To the Editor of The Press:
     Sir—Hearst and his papers should be driven from the face of the earth. All good citizens from this day on should refuse to buy, handle, advertise in or patronize any of Hearst’s papers.
     I would no more be seen reading or carrying a New York Journal than I would the vilest book ever published. And I look upon any person reading the New York Journal to-day, after what has happened at Buffalo, to be as much a traitor to his country as the man that shot McKinley.

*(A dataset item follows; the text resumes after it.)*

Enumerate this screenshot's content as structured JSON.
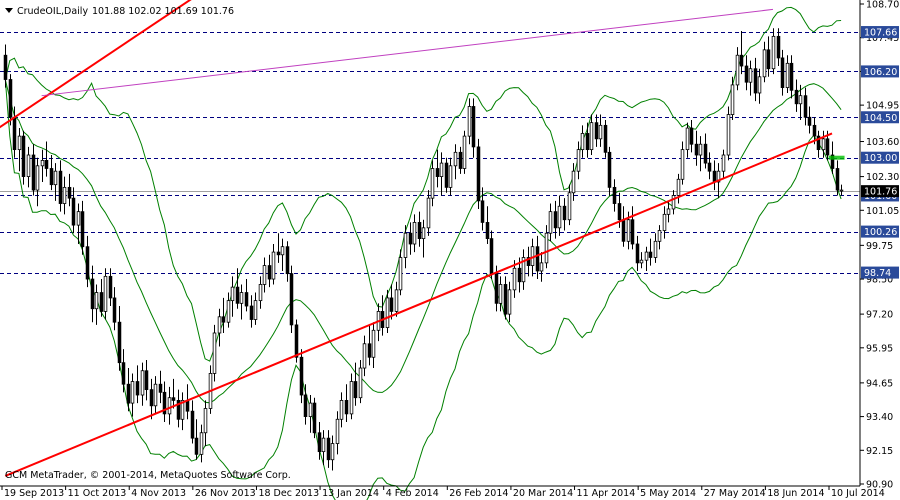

     Does the New York Journal and its editor, Mr. Hearst, think that the public is such a fool that it will overlook all that has been said in the Journal against McKinley (knowing them to be lies), and the caricatures they have published of him, because he now crawls in the dirt in sham sackcloth and ashes? He can use his whole paper to praise McKinley now, but that will not atone for or undo the damage done by one line of his lies printed before. If the Journal is now telling the truth about McKinley, what a damnable liar it has been for the last four years.
     While the police of the country have their dragnets out for Emma Goldman and men and women of her stamp, it might be well for them to begin at the seat of the trouble and banish from the country the editor of the Journal and stop the sale of his paper, the same as they would any other vile publication.
     There is an Arabian proverb which reads: He that knows not, and knows not that he knows not, is a fool. Shun him!

E. A. PRATT.     

     No. 496 Hancock street [sic], Brooklyn, Sept. 11.